Esse tom contemplativo permeia toda a duração do filme. Jesse não vai conseguir seguir em frente sem antes amarrar as pontas soltas do seu passado. Ao longo do seu caminho rumo à fuga, vários demônios do passado vêm à tona. Isso é mostrado em uma série de flashbacks que compõem quase metade do filme e, na sua maioria, abordam o tempo em que Jesse ficou preso em cativeiro sob a supervisão do sociopata Todd (Jesse Plemons), que o leva para ajudar em tarefas, algemado e escondido na caçamba da caminhonete, completamente alheio à desumanização a qual o está submetendo. Essas cenas são difíceis de assistir, mostrando o nível do sofrimento que Jesse passou nesse período pouco explorado da série, e dão novo contexto tanto à morte brutal de Todd quanto ao estado que Jesse se encontra nesse filme.

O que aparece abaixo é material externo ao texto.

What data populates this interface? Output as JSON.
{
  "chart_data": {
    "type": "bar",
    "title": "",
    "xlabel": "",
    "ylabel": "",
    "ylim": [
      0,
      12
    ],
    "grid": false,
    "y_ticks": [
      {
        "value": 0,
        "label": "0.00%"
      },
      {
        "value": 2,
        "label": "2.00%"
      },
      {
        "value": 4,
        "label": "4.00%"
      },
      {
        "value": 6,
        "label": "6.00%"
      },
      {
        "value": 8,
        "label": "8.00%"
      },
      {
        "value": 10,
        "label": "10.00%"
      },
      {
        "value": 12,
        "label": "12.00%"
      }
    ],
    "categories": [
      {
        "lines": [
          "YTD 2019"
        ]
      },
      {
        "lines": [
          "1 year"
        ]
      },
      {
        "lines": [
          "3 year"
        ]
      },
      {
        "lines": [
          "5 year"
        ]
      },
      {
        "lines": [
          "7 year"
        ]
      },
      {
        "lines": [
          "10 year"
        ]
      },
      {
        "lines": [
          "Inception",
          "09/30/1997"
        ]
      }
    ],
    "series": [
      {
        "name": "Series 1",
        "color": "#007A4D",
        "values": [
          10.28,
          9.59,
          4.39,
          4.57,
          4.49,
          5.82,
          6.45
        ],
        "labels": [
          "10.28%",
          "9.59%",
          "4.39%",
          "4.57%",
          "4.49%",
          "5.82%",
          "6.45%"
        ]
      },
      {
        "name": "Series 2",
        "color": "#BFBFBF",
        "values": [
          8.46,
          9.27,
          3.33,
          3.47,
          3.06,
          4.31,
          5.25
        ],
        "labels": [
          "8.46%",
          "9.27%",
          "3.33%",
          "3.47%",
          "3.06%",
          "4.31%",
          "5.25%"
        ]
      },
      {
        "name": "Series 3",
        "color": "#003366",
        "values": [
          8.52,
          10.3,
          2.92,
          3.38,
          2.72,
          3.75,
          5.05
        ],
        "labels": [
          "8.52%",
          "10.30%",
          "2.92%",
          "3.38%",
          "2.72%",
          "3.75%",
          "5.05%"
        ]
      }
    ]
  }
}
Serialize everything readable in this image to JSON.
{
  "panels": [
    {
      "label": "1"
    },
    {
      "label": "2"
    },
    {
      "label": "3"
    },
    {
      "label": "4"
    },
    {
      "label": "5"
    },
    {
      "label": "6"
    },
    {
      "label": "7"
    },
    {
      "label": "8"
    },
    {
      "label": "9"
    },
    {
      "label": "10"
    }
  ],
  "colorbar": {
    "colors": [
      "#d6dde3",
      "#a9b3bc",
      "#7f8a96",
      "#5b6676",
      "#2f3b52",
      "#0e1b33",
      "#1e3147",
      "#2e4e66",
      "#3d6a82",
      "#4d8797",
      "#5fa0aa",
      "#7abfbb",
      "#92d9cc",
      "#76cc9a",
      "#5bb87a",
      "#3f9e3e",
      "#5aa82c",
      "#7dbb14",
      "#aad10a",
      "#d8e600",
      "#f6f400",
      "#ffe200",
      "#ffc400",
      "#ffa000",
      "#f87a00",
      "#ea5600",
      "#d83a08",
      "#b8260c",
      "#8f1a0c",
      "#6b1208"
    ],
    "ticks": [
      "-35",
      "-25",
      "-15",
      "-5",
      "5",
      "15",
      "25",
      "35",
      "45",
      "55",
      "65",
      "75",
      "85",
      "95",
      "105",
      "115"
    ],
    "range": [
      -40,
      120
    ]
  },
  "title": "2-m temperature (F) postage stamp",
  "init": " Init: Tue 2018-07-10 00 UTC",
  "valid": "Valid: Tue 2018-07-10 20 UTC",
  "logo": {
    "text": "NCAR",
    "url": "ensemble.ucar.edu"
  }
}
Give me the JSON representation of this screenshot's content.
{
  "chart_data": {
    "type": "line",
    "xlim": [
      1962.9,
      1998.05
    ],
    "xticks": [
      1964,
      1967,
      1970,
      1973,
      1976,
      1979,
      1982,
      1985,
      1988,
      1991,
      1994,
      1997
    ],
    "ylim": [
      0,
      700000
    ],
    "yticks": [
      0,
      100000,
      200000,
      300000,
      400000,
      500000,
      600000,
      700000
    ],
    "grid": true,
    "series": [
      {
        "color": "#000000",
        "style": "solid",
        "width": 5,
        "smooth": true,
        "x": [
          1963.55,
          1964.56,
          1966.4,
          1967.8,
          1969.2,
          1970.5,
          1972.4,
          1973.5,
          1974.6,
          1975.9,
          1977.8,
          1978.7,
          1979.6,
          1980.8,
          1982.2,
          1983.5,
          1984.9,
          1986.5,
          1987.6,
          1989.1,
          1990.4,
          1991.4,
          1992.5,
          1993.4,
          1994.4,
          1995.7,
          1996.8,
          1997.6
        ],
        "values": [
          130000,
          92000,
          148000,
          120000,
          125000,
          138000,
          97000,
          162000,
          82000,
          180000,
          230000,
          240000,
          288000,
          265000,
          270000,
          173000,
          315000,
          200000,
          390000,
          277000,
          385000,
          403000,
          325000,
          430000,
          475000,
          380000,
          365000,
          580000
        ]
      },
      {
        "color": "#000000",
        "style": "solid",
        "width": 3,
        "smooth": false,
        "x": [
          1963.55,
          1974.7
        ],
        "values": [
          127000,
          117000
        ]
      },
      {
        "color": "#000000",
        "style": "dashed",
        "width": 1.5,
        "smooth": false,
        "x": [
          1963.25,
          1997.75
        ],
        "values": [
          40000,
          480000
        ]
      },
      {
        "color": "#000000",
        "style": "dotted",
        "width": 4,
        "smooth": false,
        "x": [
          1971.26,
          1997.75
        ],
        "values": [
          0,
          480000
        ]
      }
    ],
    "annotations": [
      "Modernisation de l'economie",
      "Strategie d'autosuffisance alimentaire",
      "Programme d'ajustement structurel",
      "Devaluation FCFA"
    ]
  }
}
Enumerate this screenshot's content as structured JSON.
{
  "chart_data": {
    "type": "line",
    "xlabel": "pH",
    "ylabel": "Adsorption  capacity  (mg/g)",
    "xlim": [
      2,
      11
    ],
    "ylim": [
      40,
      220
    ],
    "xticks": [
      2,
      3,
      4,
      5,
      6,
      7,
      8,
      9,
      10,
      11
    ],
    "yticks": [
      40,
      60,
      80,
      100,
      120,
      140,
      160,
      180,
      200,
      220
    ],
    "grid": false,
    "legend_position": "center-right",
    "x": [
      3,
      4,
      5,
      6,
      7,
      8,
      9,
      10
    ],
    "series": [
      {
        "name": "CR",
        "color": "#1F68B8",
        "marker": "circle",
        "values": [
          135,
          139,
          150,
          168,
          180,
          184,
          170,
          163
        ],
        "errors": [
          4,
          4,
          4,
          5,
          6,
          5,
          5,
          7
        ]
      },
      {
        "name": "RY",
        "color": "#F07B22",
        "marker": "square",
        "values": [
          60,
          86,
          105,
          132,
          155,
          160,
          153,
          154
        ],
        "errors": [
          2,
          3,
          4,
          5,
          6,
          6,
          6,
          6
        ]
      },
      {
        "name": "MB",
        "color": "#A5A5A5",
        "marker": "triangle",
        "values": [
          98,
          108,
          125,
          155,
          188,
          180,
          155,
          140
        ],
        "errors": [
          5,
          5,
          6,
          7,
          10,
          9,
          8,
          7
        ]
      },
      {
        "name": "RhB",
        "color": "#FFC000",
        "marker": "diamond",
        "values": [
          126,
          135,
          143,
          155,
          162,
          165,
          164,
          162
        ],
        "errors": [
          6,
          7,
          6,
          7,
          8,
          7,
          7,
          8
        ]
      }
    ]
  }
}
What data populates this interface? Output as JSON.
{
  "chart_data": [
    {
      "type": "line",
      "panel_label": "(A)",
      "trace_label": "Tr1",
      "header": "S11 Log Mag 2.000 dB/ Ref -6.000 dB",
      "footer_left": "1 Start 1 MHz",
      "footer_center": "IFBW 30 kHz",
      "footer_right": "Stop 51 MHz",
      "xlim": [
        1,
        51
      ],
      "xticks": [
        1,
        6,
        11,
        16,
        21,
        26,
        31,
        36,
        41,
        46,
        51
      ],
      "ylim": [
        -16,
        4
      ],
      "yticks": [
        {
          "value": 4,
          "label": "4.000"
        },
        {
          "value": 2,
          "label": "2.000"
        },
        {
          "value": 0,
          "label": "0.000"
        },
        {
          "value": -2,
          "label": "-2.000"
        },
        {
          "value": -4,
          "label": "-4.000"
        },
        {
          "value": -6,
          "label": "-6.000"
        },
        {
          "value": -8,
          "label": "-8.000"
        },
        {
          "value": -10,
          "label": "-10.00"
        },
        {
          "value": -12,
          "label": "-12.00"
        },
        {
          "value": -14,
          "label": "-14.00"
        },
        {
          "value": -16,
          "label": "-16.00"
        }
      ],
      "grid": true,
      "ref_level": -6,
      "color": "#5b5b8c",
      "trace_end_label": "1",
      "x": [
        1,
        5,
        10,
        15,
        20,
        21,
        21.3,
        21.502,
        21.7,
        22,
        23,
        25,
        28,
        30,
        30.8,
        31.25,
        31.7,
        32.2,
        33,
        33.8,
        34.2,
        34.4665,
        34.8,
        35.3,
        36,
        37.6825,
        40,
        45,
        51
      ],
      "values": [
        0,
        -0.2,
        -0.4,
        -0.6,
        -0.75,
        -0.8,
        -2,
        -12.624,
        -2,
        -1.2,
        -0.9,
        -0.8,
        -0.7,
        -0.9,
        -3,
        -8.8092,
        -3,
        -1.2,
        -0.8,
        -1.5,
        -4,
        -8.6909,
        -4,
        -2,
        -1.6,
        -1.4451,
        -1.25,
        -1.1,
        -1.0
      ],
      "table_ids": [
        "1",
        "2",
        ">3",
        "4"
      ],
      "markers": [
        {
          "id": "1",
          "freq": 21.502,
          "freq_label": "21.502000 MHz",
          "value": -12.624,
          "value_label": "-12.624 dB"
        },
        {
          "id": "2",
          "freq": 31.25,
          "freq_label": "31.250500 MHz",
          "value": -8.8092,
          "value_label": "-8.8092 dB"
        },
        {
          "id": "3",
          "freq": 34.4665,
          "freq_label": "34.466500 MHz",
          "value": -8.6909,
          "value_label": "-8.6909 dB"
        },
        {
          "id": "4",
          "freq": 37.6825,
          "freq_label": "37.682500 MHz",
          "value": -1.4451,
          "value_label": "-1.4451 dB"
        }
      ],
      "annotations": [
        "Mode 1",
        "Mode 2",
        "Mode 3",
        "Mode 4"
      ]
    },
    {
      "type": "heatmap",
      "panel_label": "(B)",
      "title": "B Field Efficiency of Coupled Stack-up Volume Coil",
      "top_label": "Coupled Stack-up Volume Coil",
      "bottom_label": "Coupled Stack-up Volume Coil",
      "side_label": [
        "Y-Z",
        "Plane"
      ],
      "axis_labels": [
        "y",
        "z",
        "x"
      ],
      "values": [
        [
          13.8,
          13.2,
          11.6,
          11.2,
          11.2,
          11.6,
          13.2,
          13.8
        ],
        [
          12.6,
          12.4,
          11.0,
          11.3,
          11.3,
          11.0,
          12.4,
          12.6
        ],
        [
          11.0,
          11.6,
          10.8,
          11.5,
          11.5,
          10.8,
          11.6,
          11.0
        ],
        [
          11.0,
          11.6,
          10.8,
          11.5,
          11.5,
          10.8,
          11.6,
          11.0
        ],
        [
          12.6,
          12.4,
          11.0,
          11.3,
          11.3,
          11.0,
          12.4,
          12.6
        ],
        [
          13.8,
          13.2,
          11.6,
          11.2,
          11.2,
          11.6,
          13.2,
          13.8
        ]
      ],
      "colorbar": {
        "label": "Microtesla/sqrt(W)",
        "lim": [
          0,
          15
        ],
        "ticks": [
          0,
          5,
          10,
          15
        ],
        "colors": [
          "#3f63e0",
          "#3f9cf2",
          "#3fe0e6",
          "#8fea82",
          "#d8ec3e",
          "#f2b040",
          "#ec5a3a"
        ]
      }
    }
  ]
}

Felizmente, nenhum desses flashbacks ou aparições de personagens clássicos chegam ao extremo do fanservice. El Camino é extremamente focado na história que quer contar, e tudo está em serviço da epopeia de Jesse em busca de recomeçar sua vida. Apesar de um roteiro com poucos acontecimentos grandiosos, o tom contemplativo do longa nos deixa passar bastante tempo na mente de Jesse, e nos permite ver em primeira pessoa todas as sensações e transformações que ele passa. Logo, a familiar ambientação em Albuquerque não provoca nostalgia no espectador e sim paranoia, pois cada minuto que Jesse passa na cidade aumenta o risco de ser capturado. O tom do filme vai e vem conforme o estado mental do protagonista, seja num flashback bem posicionado ou só pela atuação primorosa de Aaron Paul, que carrega quase o filme todo nas costas, transmitindo ao mesmo tempo vulnerabilidade e determinação.
O que realmente provoca nostalgia é a direção característica de Vince Gilligan que voltam como nunca neste longa. Estão de volta os longos planos de ambientação no deserto do Novo México, as montagens ao som de trilhas sonoras excêntricas e a fotografia e direção de arte que fizeram Breaking Bad se destacar na multidão. Há quem diga que o filme é só um episódio estendido da série, mas em se tratando dessa série isso é o maior dos elogios. O filme se preocupa muto em preservar a “sensação Breaking Bad” para o novo formato e a transição funciona muito bem. O filme mantém a lentidão característica da série, as situações inusitadas que beiram o cômico de tão absurdas, mas ainda assim não deixam de perder a seriedade e o gradual aumento de tensão que culmina numa catarse tão exorbitante que nem parece ser mais o mesmo filme. Isso tudo num roteiro econômico, enxuto e focado.
Sendo honesto, El Camino realmente não era uma história que precisava ser contada, mas ainda bem que foi. O longa é uma autêntica experiência Breaking Bad, com um personagem denso e complexo, numa narrativa ao mesmo tempo sofisticada e simples, que funciona tanto como um desfecho definitivo para o personagem de Jesse Pinkman quanto para toda a série, ao mesmo tempo em que prova que a visão técnica que o diretor Vince Gilligan adquiriu em suas décadas de televisão estão em pé de igualdade com muitos filmes de cinema. O filme é um exemplo de tudo que a série tem de melhor, e uma prova de que ainda consegue se superar mesmo seis anos depois.
Agora cadê aquele longa de 3:30h de duração do Huell, Vince? O povo clama por saber seu destino!